The stats in each sources and the first hand descriptions in the newspaper article on the dustbowl

What evidence provides the weakest support for your argument, or even opposes your argument?

The interpretive lessons–since these are easy to disagree about; like the lessons from the oil embargo

How will you use this evidence to make an argument about your issue?

The stories get attention; but the stats are persuasive–need to combine effectively. The more recent things might seem more relevant—if I can compare the dustbowl experience issues today of climate change, business destruction in hurricane or tornado or fire, etc,it might work well.

STEP 5: SYNTHESIS
Summarize your final argument to the research question you identified in Step 1 and be sure to include the main ideas that need to be communicated to your service organization.
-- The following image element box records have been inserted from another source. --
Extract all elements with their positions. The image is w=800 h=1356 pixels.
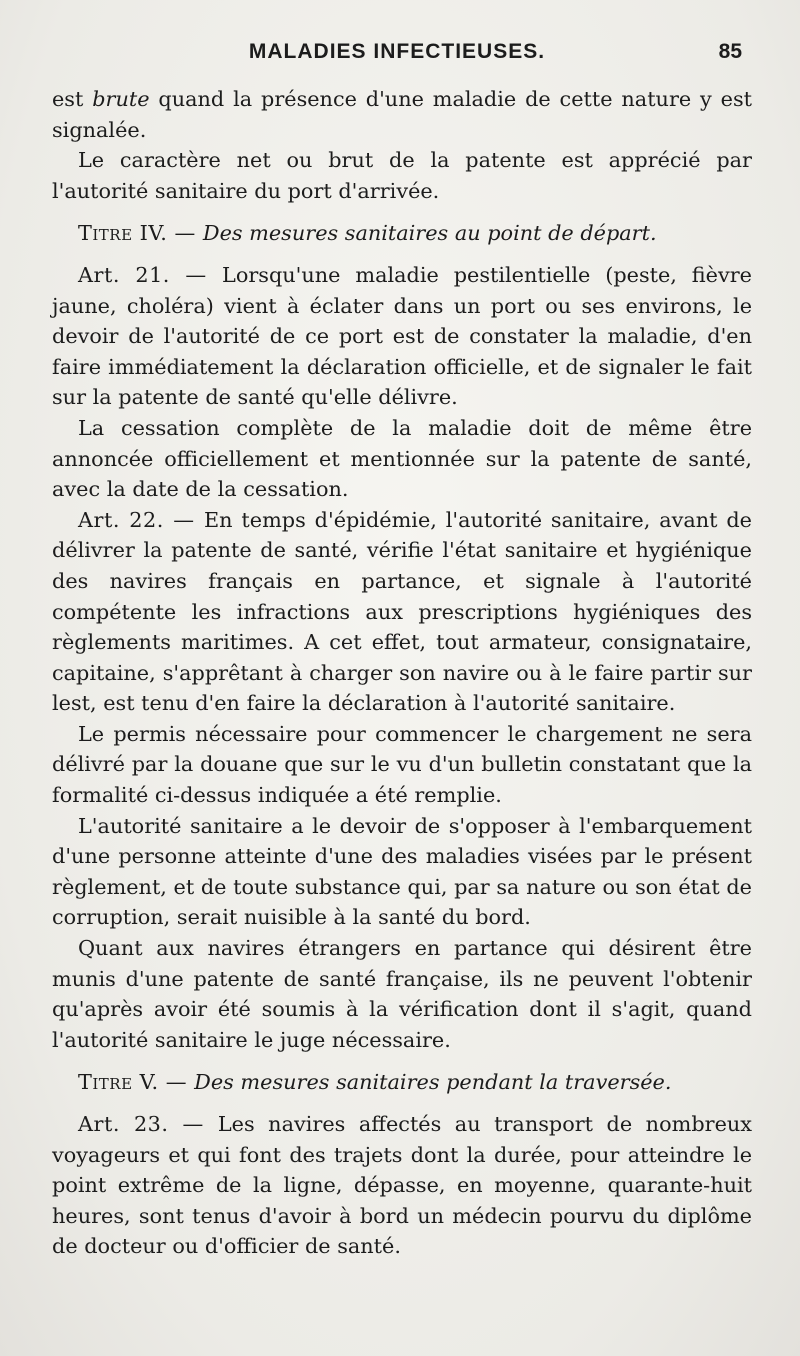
article-label: Art. 23. — (78, 1112, 218, 1136)
article-text: En temps d'épidémie, l'autorité sanitaire, avant de délivrer la patente de santé, vérifie l'état sanitaire et hygiénique des navires français en partance, et signale à l'autorité compétente les infractions aux prescriptions hygiéniques des règlements maritimes. A cet effet, tout armateur, consignataire, capitaine, s'apprêtant à charger son navire ou à le faire partir sur lest, est tenu d'en faire la déclaration à l'autorité sanitaire. (52, 507, 752, 716)
section-label: Titre V. — (78, 1070, 195, 1095)
section-heading-titre-5 (52, 1067, 752, 1098)
paragraph-patente-appreciation: Le caractère net ou brut de la patente est apprécié par l'autorité sanitaire du port d'arrivée. (52, 148, 752, 203)
running-title: MALADIES INFECTIEUSES. (248, 40, 546, 63)
section-subject: Des mesures sanitaires au point de départ. (202, 221, 657, 246)
paragraph-navires-etrangers: Quant aux navires étrangers en partance qui désirent être munis d'une patente de santé française, ils ne peuvent l'obtenir qu'après avoir été soumis à la vérification dont il s'agit, quand l'autorité sanitaire le juge nécessaire. (52, 936, 752, 1052)
paragraph-brute (52, 84, 752, 145)
article-23 (52, 1109, 752, 1262)
paragraph-permis: Le permis nécessaire pour commencer le chargement ne sera délivré par la douane que sur le vu d'un bulletin constatant que la formalité ci-dessus indiquée a été remplie. (52, 721, 752, 808)
article-text: Lorsqu'une maladie pestilentielle (peste, fièvre jaune, choléra) vient à éclater dans un port ou ses environs, le devoir de l'autorité de ce port est de constater la maladie, d'en faire immédiatement la déclaration officielle, et de signaler le fait sur la patente de santé qu'elle délivre. (52, 262, 752, 410)
article-21 (52, 260, 752, 413)
page-header (52, 38, 742, 74)
paragraph-embarquement: L'autorité sanitaire a le devoir de s'opposer à l'embarquement d'une personne atteinte d'une des maladies visées par le présent règlement, et de toute substance qui, par sa nature ou son état de corruption, serait nuisible à la santé du bord. (52, 813, 752, 930)
article-label: Art. 21. — (78, 262, 223, 287)
article-text: Les navires affectés au transport de nombreux voyageurs et qui font des trajets dont la durée, pour atteindre le point extrême de la ligne, dépasse, en moyenne, quarante-huit heures, sont tenus d'avoir à bord un médecin pourvu du diplôme de docteur ou d'officier de santé. (52, 1112, 753, 1259)
section-subject: Des mesures sanitaires pendant la traversée. (194, 1070, 672, 1095)
paragraph-text: est (52, 87, 93, 111)
section-label: Titre IV. — (78, 221, 203, 246)
page-number: 85 (718, 40, 742, 63)
page-body (52, 84, 752, 1262)
article-22 (52, 505, 752, 719)
article-label: Art. 22. — (78, 507, 204, 532)
paragraph-text: quand la présence d'une maladie de cette nature y est signalée. (52, 87, 753, 142)
italic-term: brute (92, 87, 150, 111)
paragraph-cessation: La cessation complète de la maladie doit de même être annoncée officiellement et mentionnée sur la patente de santé, avec la date de la cessation. (52, 415, 752, 502)
section-heading-titre-4 (52, 218, 752, 249)
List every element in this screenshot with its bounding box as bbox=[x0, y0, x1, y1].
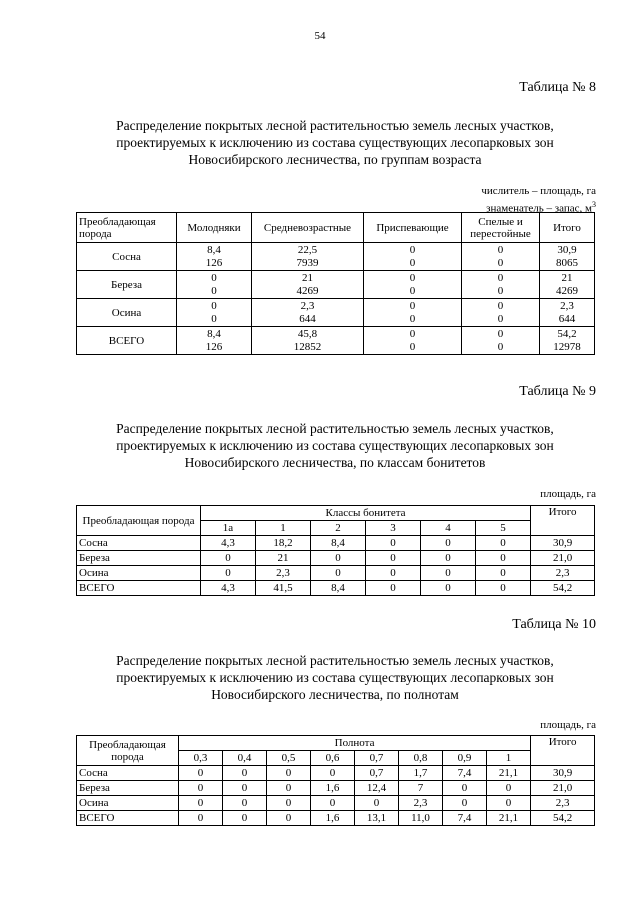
total-cell: 2,3 bbox=[531, 566, 595, 581]
table-cell: 0 bbox=[462, 271, 540, 285]
species-cell: Береза bbox=[77, 781, 179, 796]
table-row bbox=[77, 551, 595, 566]
table-cell: 21 bbox=[540, 271, 595, 285]
table-cell: 21,1 bbox=[487, 766, 531, 781]
page-number: 54 bbox=[314, 30, 326, 42]
table9-class-header: 4 bbox=[421, 521, 476, 536]
table-cell: 0 bbox=[462, 327, 540, 341]
table-cell: 2,3 bbox=[540, 299, 595, 313]
table-cell: 21 bbox=[256, 551, 311, 566]
table-cell: 0 bbox=[179, 811, 223, 826]
table-cell: 0 bbox=[421, 551, 476, 566]
table-cell: 0 bbox=[364, 327, 462, 341]
table-cell: 0 bbox=[476, 551, 531, 566]
table-cell: 8,4 bbox=[177, 243, 252, 257]
table-cell: 0 bbox=[177, 285, 252, 299]
table-cell: 18,2 bbox=[256, 536, 311, 551]
table-cell: 0 bbox=[366, 551, 421, 566]
table-cell: 30,9 bbox=[540, 243, 595, 257]
table-cell: 4,3 bbox=[201, 581, 256, 596]
table-cell: 0 bbox=[311, 566, 366, 581]
table-cell: 4,3 bbox=[201, 536, 256, 551]
table-row bbox=[77, 781, 595, 796]
table-row bbox=[77, 566, 595, 581]
table9-class-header: 1 bbox=[256, 521, 311, 536]
table-cell: 0 bbox=[476, 566, 531, 581]
species-cell: Осина bbox=[77, 796, 179, 811]
table-cell: 0 bbox=[421, 536, 476, 551]
table10-label: Таблица № 10 bbox=[512, 617, 596, 632]
table8-header-cell: Итого bbox=[540, 213, 595, 243]
table8 bbox=[76, 212, 595, 355]
total-cell: 30,9 bbox=[531, 766, 595, 781]
species-cell: ВСЕГО bbox=[77, 327, 177, 355]
table9-title-line: Распределение покрытых лесной растительностью земель лесных участков, bbox=[116, 421, 554, 436]
table-row bbox=[77, 327, 595, 341]
table-cell: 0 bbox=[462, 299, 540, 313]
table-cell: 0 bbox=[364, 257, 462, 271]
species-cell: Сосна bbox=[77, 243, 177, 271]
table-cell: 1,6 bbox=[311, 811, 355, 826]
table-cell: 0,7 bbox=[355, 766, 399, 781]
table-cell: 0 bbox=[267, 796, 311, 811]
table-cell: 21,1 bbox=[487, 811, 531, 826]
table-cell: 0 bbox=[364, 299, 462, 313]
table-cell: 45,8 bbox=[252, 327, 364, 341]
species-cell: Сосна bbox=[77, 766, 179, 781]
table8-title-line: Распределение покрытых лесной растительностью земель лесных участков, bbox=[116, 118, 554, 133]
table-cell: 0 bbox=[177, 271, 252, 285]
table-cell: 0 bbox=[311, 551, 366, 566]
table-cell: 0 bbox=[267, 811, 311, 826]
table-cell: 13,1 bbox=[355, 811, 399, 826]
table10-title-line: проектируемых к исключению из состава существующих лесопарковых зон bbox=[116, 670, 554, 685]
table9-title-line: Новосибирского лесничества, по классам бонитетов bbox=[184, 455, 486, 470]
table-cell: 644 bbox=[540, 313, 595, 327]
table-cell: 11,0 bbox=[399, 811, 443, 826]
table8-title bbox=[76, 117, 594, 168]
table8-units-numerator: числитель – площадь, га bbox=[481, 185, 596, 197]
table-cell: 0 bbox=[267, 766, 311, 781]
table-cell: 21 bbox=[252, 271, 364, 285]
table-cell: 7,4 bbox=[443, 811, 487, 826]
table-cell: 0 bbox=[179, 796, 223, 811]
table10-title bbox=[76, 652, 594, 703]
table-cell: 7939 bbox=[252, 257, 364, 271]
table-cell: 0 bbox=[443, 796, 487, 811]
table-cell: 0 bbox=[487, 781, 531, 796]
table-cell: 126 bbox=[177, 257, 252, 271]
table10-header-species: Преобладающая порода bbox=[77, 736, 179, 766]
table-cell: 0 bbox=[201, 551, 256, 566]
table9 bbox=[76, 505, 595, 596]
table10-class-header: 0,9 bbox=[443, 751, 487, 766]
table-cell: 126 bbox=[177, 341, 252, 355]
table-cell: 4269 bbox=[252, 285, 364, 299]
species-cell: Осина bbox=[77, 566, 201, 581]
table-cell: 41,5 bbox=[256, 581, 311, 596]
table-cell: 0 bbox=[462, 257, 540, 271]
table-cell: 0 bbox=[201, 566, 256, 581]
table-cell: 8,4 bbox=[311, 581, 366, 596]
table10-class-header: 0,4 bbox=[223, 751, 267, 766]
total-cell: 21,0 bbox=[531, 781, 595, 796]
table-cell: 12978 bbox=[540, 341, 595, 355]
table10-title-line: Новосибирского лесничества, по полнотам bbox=[211, 687, 459, 702]
table-cell: 0 bbox=[487, 796, 531, 811]
table8-header-cell: Спелые и перестойные bbox=[462, 213, 540, 243]
table-cell: 1,6 bbox=[311, 781, 355, 796]
species-cell: Осина bbox=[77, 299, 177, 327]
table-cell: 0 bbox=[311, 796, 355, 811]
table-cell: 0 bbox=[476, 581, 531, 596]
table-cell: 0 bbox=[462, 285, 540, 299]
table9-header-species: Преобладающая порода bbox=[77, 506, 201, 536]
table9-label: Таблица № 9 bbox=[519, 384, 596, 399]
table-cell: 0 bbox=[177, 313, 252, 327]
table-cell: 0 bbox=[476, 536, 531, 551]
table-row bbox=[77, 766, 595, 781]
table10-header-total: Итого bbox=[531, 736, 595, 766]
table9-header-row bbox=[77, 506, 595, 521]
table-cell: 0 bbox=[364, 243, 462, 257]
table-cell: 0 bbox=[366, 581, 421, 596]
table8-header-row bbox=[77, 213, 595, 243]
table-row bbox=[77, 581, 595, 596]
table-cell: 0 bbox=[223, 781, 267, 796]
table8-title-line: проектируемых к исключению из состава существующих лесопарковых зон bbox=[116, 135, 554, 150]
table8-label: Таблица № 8 bbox=[519, 80, 596, 95]
table-cell: 0 bbox=[421, 566, 476, 581]
table-row bbox=[77, 796, 595, 811]
table-cell: 12,4 bbox=[355, 781, 399, 796]
table-cell: 0 bbox=[364, 313, 462, 327]
species-cell: Береза bbox=[77, 271, 177, 299]
table-cell: 0 bbox=[355, 796, 399, 811]
table8-header-cell: Преобладающая порода bbox=[77, 213, 177, 243]
table9-units: площадь, га bbox=[540, 488, 596, 500]
table-row bbox=[77, 243, 595, 257]
table10 bbox=[76, 735, 595, 826]
table8-title-line: Новосибирского лесничества, по группам возраста bbox=[188, 152, 482, 167]
table-cell: 2,3 bbox=[256, 566, 311, 581]
table8-header-cell: Молодняки bbox=[177, 213, 252, 243]
table9-class-header: 1а bbox=[201, 521, 256, 536]
table10-class-header: 0,3 bbox=[179, 751, 223, 766]
table-cell: 0 bbox=[364, 271, 462, 285]
table9-header-group: Классы бонитета bbox=[201, 506, 531, 521]
table-cell: 0 bbox=[462, 243, 540, 257]
table-cell: 4269 bbox=[540, 285, 595, 299]
table-cell: 8,4 bbox=[177, 327, 252, 341]
table-cell: 0 bbox=[364, 341, 462, 355]
table9-header-total: Итого bbox=[531, 506, 595, 536]
species-cell: Сосна bbox=[77, 536, 201, 551]
table-row bbox=[77, 299, 595, 313]
table-row bbox=[77, 536, 595, 551]
table-cell: 0 bbox=[462, 313, 540, 327]
table9-title bbox=[76, 420, 594, 471]
table10-class-header: 1 bbox=[487, 751, 531, 766]
species-cell: ВСЕГО bbox=[77, 581, 201, 596]
species-cell: ВСЕГО bbox=[77, 811, 179, 826]
table-row bbox=[77, 811, 595, 826]
table9-class-header: 5 bbox=[476, 521, 531, 536]
table-cell: 0 bbox=[223, 811, 267, 826]
total-cell: 54,2 bbox=[531, 811, 595, 826]
table10-class-header: 0,7 bbox=[355, 751, 399, 766]
table-cell: 0 bbox=[311, 766, 355, 781]
total-cell: 54,2 bbox=[531, 581, 595, 596]
table10-class-header: 0,8 bbox=[399, 751, 443, 766]
table8-units-denominator: знаменатель – запас, $м^3$ bbox=[486, 200, 596, 215]
table-cell: 644 bbox=[252, 313, 364, 327]
total-cell: 2,3 bbox=[531, 796, 595, 811]
table-cell: 0 bbox=[443, 781, 487, 796]
table8-header-cell: Приспевающие bbox=[364, 213, 462, 243]
table-cell: 7,4 bbox=[443, 766, 487, 781]
table-cell: 0 bbox=[366, 536, 421, 551]
table-cell: 2,3 bbox=[399, 796, 443, 811]
table8-header-cell: Средневозрастные bbox=[252, 213, 364, 243]
table-cell: 7 bbox=[399, 781, 443, 796]
table10-class-header: 0,6 bbox=[311, 751, 355, 766]
table-cell: 0 bbox=[267, 781, 311, 796]
table10-header-group: Полнота bbox=[179, 736, 531, 751]
table9-class-header: 3 bbox=[366, 521, 421, 536]
table-cell: 0 bbox=[179, 766, 223, 781]
total-cell: 21,0 bbox=[531, 551, 595, 566]
table-cell: 1,7 bbox=[399, 766, 443, 781]
table-cell: 0 bbox=[421, 581, 476, 596]
table10-header-row bbox=[77, 736, 595, 751]
table-cell: 0 bbox=[177, 299, 252, 313]
table-row bbox=[77, 271, 595, 285]
table-cell: 0 bbox=[462, 341, 540, 355]
table-cell: 8065 bbox=[540, 257, 595, 271]
species-cell: Береза bbox=[77, 551, 201, 566]
table10-class-header: 0,5 bbox=[267, 751, 311, 766]
table-cell: 54,2 bbox=[540, 327, 595, 341]
table10-units: площадь, га bbox=[540, 719, 596, 731]
table-cell: 0 bbox=[366, 566, 421, 581]
table-cell: 0 bbox=[223, 796, 267, 811]
table-cell: 0 bbox=[364, 285, 462, 299]
table-cell: 2,3 bbox=[252, 299, 364, 313]
table-cell: 0 bbox=[223, 766, 267, 781]
table-cell: 12852 bbox=[252, 341, 364, 355]
table-cell: 8,4 bbox=[311, 536, 366, 551]
table10-title-line: Распределение покрытых лесной растительностью земель лесных участков, bbox=[116, 653, 554, 668]
table-cell: 0 bbox=[179, 781, 223, 796]
table9-title-line: проектируемых к исключению из состава существующих лесопарковых зон bbox=[116, 438, 554, 453]
table9-class-header: 2 bbox=[311, 521, 366, 536]
total-cell: 30,9 bbox=[531, 536, 595, 551]
table-cell: 22,5 bbox=[252, 243, 364, 257]
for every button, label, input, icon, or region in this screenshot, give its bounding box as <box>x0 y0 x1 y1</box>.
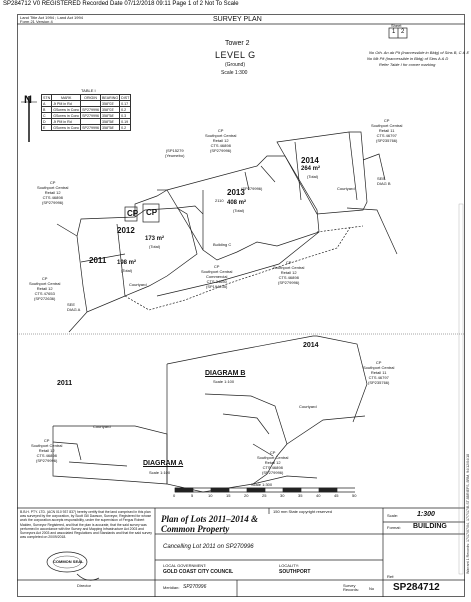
table-i <box>41 94 131 131</box>
table-cell: C <box>42 113 52 119</box>
scale-tick: 15 <box>226 493 231 498</box>
table-cell: GScrew in Conc <box>53 125 80 130</box>
sheet-number: 1 <box>392 29 396 35</box>
diagram-b-title: DIAGRAM B <box>205 370 246 377</box>
table-cell: SP279996 <box>82 113 99 118</box>
table-cell: 0.2 <box>120 107 131 113</box>
table-cell: E <box>42 125 52 131</box>
diagram-a-title: DIAGRAM A <box>143 460 184 467</box>
scale-tick: 40 <box>316 493 321 498</box>
lot-2013-sub: (Total) <box>233 208 245 213</box>
stair-ref: (SP279996) <box>241 186 263 191</box>
sheet-of: 2 <box>401 29 405 35</box>
survey-records-label: Survey Records: <box>343 583 360 592</box>
see-diag-a[interactable]: SEE DIAG A <box>67 302 81 312</box>
scale-tick: 5 <box>191 493 194 498</box>
table-header: STN <box>43 95 51 100</box>
table-cell: D <box>42 119 52 125</box>
table-cell: GScrew in Conc <box>53 113 80 118</box>
cp-right-label: CP Southport Central Retail 11 CTS 46797 (SP235766) <box>371 118 403 143</box>
ref-label: Ref: <box>387 574 395 579</box>
plan-lots-title: Plan of Lots 2011–2014 & <box>161 514 259 524</box>
plan-number: SP284712 <box>393 582 440 593</box>
table-cell: GScrew in Conc <box>53 107 80 112</box>
diagram-a-cp-left: CP Southport Central Retail 12 CTS 46898 (SP279996) <box>31 438 63 463</box>
lot-2012-number: 2012 <box>117 226 135 235</box>
table-cell: 358°03' <box>100 107 119 113</box>
cp-left-label: CP Southport Central Retail 12 CTS 46898 (SP279996) <box>205 128 237 153</box>
table-cell: 358°58' <box>100 113 119 119</box>
table-header: MARK <box>52 95 81 101</box>
scale-tick: 30 <box>280 493 285 498</box>
scale-tick: 50 <box>352 493 357 498</box>
ref-point-label: (SP15279 (Yeumebo) <box>165 148 185 158</box>
paper-note: 150 mm State copyright reserved <box>273 509 332 514</box>
cp-box-a-label: CP <box>127 209 139 218</box>
local-government-label: LOCAL GOVERNMENT: <box>163 563 207 568</box>
plan-scale: Scale 1:300 <box>221 70 248 76</box>
scale-tick: 35 <box>298 493 303 498</box>
table-cell: SP279996 <box>82 125 99 130</box>
meridian-label: Meridian: <box>163 585 180 590</box>
table-cell: 0.17 <box>120 101 131 107</box>
local-government: GOLD COAST CITY COUNCIL <box>163 569 234 575</box>
cp-lower-right-label: CP Southport Central Retail 12 CTS 46898 (SP279996) <box>273 260 305 285</box>
table-cell: 0.19 <box>120 119 131 125</box>
cancelling-line: Cancelling Lot 2011 on SP270996 <box>163 544 254 550</box>
courtyard-label-2: Courtyard <box>129 282 147 287</box>
table-cell: Jt PM in Rd <box>52 101 81 107</box>
cp-stair-label: CP Southport Central Retail 12 CTS 46898 (SP279996) <box>37 180 69 205</box>
scale-tick: 0 <box>173 493 176 498</box>
diagram-a-courtyard: Courtyard <box>93 424 111 429</box>
north-label: N <box>24 94 32 106</box>
table-cell: Jt PM in Rd <box>52 119 81 125</box>
table-cell: SP279996 <box>82 107 99 112</box>
format-value: BUILDING <box>413 523 447 530</box>
table-cell: 358°03' <box>100 101 119 107</box>
lot-2012-area: 173 m² <box>145 236 165 242</box>
diagram-b-courtyard: Courtyard <box>299 404 317 409</box>
cp-box-b-label: CP <box>146 208 158 217</box>
scale-value: 1:300 <box>417 511 435 518</box>
meridian: SP270996 <box>183 584 207 590</box>
note-2: No Mk Plt (Inaccessible in Bldg) of Stns A & D <box>367 56 449 61</box>
table-cell: 0.2 <box>120 125 131 131</box>
director-label: Director <box>77 583 92 588</box>
table-row <box>42 125 131 131</box>
act-line-1: Land Title Act 1994 ; Land Act 1994 <box>20 15 83 20</box>
table-header: DIST <box>121 95 130 100</box>
scale-tick: 10 <box>208 493 213 498</box>
scale-bar-lines <box>175 488 355 492</box>
format-label: Format: <box>387 525 401 530</box>
table-cell: 358°58' <box>100 119 119 125</box>
see-diag-b[interactable]: SEE DIAG B <box>377 176 391 186</box>
registration-bar: SP284712 V0 REGISTERED Recorded Date 07/12/2018 09:11 Page 1 of 2 Not To Scale <box>0 0 471 9</box>
table-cell: A <box>42 101 52 107</box>
lot-2013-number: 2013 <box>227 188 245 197</box>
table-cell: 0.3 <box>120 113 131 119</box>
diagram-a-outline <box>53 426 167 484</box>
lot-2011-sub: (Total) <box>121 268 133 273</box>
diagram-a-scale: Scale 1:100 <box>149 470 171 475</box>
note-1: No Oth. An ab Plt (Inaccessible in Bldg) of Stns B, C & E <box>369 50 470 55</box>
surveyor-certificate: B.B.H. PTY. LTD. (ACN 010 937 837) hereby certify that the land comprised in this plan was surveyed by the corporation, by Scott Gill Dawson, Surveyor, Registered for whose work the corporation accepts responsibility, under the supervision of Fergus Robert Maiden, Surveyor Registered, and that the plan is accurate, that the said survey was performed in accordance with the Survey and Mapping Infrastructure Act 2003 and Surveyors Act 2003 and associated Regulations and Standards and that the said survey was completed on 20/09/2018. <box>20 510 152 540</box>
locality: SOUTHPORT <box>279 569 311 575</box>
level-name: LEVEL G <box>215 50 256 60</box>
sheet-label: Sheet <box>391 23 402 28</box>
dim-2110: 2110 <box>215 198 224 203</box>
building-name: Tower 2 <box>225 40 250 47</box>
table-header: BEARING <box>101 95 119 100</box>
scale-tick: 45 <box>334 493 339 498</box>
building-c-label: Building C <box>213 242 232 247</box>
diagram-a-lot-2011: 2011 <box>57 380 73 387</box>
survey-records: No <box>369 586 375 591</box>
lot-2014-number: 2014 <box>301 156 319 165</box>
side-records-note: Warrant 1 Records: 17/17/07/04, 17/7/17/B.ST.8BRIEFS, 8RM, 94/12/04/18 <box>466 453 470 574</box>
diagram-b-cp-lower: CP Southport Central Retail 12 CTS 46898 (SP279996) <box>257 450 289 475</box>
common-seal-label: COMMON SEAL <box>53 559 84 564</box>
lot-2013-area: 408 m² <box>227 200 247 206</box>
main-plan-outline <box>57 132 397 332</box>
lot-2014-area: 264 m² <box>301 166 321 172</box>
scale-bar-caption: Scale 1:300 <box>251 482 273 487</box>
diagram-b-cp-right: CP Southport Central Retail 11 CTS 46797 (SP235766) <box>363 360 395 385</box>
note-3: Refer Table I for corner marking <box>379 62 436 67</box>
plan-lots-title-2: Common Property <box>161 524 230 534</box>
table-cell: 358°58' <box>100 125 119 131</box>
table-header: ORIGIN <box>81 95 101 101</box>
level-sub: (Ground) <box>225 62 246 68</box>
table-cell: B <box>42 107 52 113</box>
cp-lower-left-label: CP Southport Central Retail 12 CTS 47653 (SP272636) <box>29 276 61 301</box>
locality-label: LOCALITY: <box>279 563 300 568</box>
table-i-title: TABLE I <box>81 88 96 93</box>
plan-title: SURVEY PLAN <box>213 16 262 23</box>
lot-2014-sub: (Total) <box>307 174 319 179</box>
cp-commercial-label: CP Southport Central Commercial CTS 34650 (SP194235) <box>201 264 233 289</box>
scale-label: Scale: <box>387 513 399 518</box>
lot-2011-area: 198 m² <box>117 260 137 266</box>
diagram-b-scale: Scale 1:100 <box>213 379 235 384</box>
act-line-2: Form 21 Version 4 <box>20 19 53 24</box>
survey-plan-sheet <box>17 14 470 597</box>
scale-tick: 20 <box>244 493 249 498</box>
lot-2011-number: 2011 <box>89 256 107 265</box>
courtyard-label: Courtyard <box>337 186 355 191</box>
lot-2012-sub: (Total) <box>149 244 161 249</box>
scale-tick: 25 <box>262 493 267 498</box>
diagram-b-lot-2014: 2014 <box>303 342 319 349</box>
Summarize your final argument – remember to include your position on your issue, describe the evidence you’ll use, and explain how your evidence supports your argument:

Workplaces change for diverse reasons–such as improvements in technology and marketplace change or severe economic downturns. But, workplaces also change due to less predictable issues like the environment and geopolitics. So–change is diverse–and it must be expected and viewed as a chance to adapt and succeed. This may require education and training, geographic mobility, and some more immediate coping strategies (government relief, more frugality, etc). But–in most cases, a consistently beneficial quality is the expectation of change and the embracing of it for new opportunities.